Below are some of Ed Meyertholen’s comments and answers to specific questions concerning CRISPR and iRNA research. To read the entire forum discussion, follow this link: http://www.kennedysdisease.org/index.php/provide-support/chat-room-transcripts/2016-chat-room-transcripts/627-2016-february-06 .
“I am not a CRISPR expert, but the technique has been quickly (in the science view of quickly - several years) improving and it is expected that it will continue to do so.

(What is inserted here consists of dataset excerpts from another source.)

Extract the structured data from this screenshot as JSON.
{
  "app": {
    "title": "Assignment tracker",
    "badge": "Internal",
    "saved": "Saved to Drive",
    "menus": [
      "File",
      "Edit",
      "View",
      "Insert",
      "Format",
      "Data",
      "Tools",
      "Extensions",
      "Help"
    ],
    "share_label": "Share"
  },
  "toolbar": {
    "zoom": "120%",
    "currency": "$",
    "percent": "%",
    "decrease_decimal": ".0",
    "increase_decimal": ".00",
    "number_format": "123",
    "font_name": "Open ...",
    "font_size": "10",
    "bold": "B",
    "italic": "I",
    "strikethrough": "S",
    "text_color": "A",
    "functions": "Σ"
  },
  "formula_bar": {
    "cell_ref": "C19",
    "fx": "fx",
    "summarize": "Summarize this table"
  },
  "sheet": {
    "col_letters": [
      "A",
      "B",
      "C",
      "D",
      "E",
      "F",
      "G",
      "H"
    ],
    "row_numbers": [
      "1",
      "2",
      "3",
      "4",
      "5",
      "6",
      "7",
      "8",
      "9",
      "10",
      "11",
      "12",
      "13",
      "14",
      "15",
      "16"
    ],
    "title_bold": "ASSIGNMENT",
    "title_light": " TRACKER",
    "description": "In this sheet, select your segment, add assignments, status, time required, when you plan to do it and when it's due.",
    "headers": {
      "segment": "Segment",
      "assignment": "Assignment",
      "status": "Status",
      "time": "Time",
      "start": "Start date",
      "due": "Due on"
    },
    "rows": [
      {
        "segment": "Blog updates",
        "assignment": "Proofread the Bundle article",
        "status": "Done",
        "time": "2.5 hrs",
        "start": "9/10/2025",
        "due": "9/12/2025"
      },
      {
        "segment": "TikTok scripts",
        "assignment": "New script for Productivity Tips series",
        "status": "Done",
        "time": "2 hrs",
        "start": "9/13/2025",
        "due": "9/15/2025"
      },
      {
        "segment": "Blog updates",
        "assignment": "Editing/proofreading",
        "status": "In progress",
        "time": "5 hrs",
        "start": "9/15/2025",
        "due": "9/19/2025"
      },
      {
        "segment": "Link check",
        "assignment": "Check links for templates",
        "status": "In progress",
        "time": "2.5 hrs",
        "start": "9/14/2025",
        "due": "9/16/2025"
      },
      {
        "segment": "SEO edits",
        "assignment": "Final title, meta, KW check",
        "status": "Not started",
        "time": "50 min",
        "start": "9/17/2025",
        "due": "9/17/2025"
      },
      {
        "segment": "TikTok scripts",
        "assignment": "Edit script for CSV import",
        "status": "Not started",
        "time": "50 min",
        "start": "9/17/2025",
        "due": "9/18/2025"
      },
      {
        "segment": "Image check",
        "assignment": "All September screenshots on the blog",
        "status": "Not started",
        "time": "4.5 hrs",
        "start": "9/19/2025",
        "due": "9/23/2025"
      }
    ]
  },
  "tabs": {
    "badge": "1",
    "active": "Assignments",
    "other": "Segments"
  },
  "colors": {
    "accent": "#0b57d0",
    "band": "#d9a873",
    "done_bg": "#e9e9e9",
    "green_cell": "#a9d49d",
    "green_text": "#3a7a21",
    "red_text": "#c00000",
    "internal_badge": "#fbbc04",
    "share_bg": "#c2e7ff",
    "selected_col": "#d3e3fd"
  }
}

I do not think we will see this in humans for a while (years).
In KD, I can imagine there may be issues on specificity - what cells to send CRISPR to, nerve cells or muscle (or both) and then one has to develop the procedures to specify the cells. The CRISPR work is very new and I do not know if anyone is working on it in Kennedy’s Disease. I suspect that someone will be soon. Nonetheless, I think that it has great possibilities - and I am usually not too optimistic.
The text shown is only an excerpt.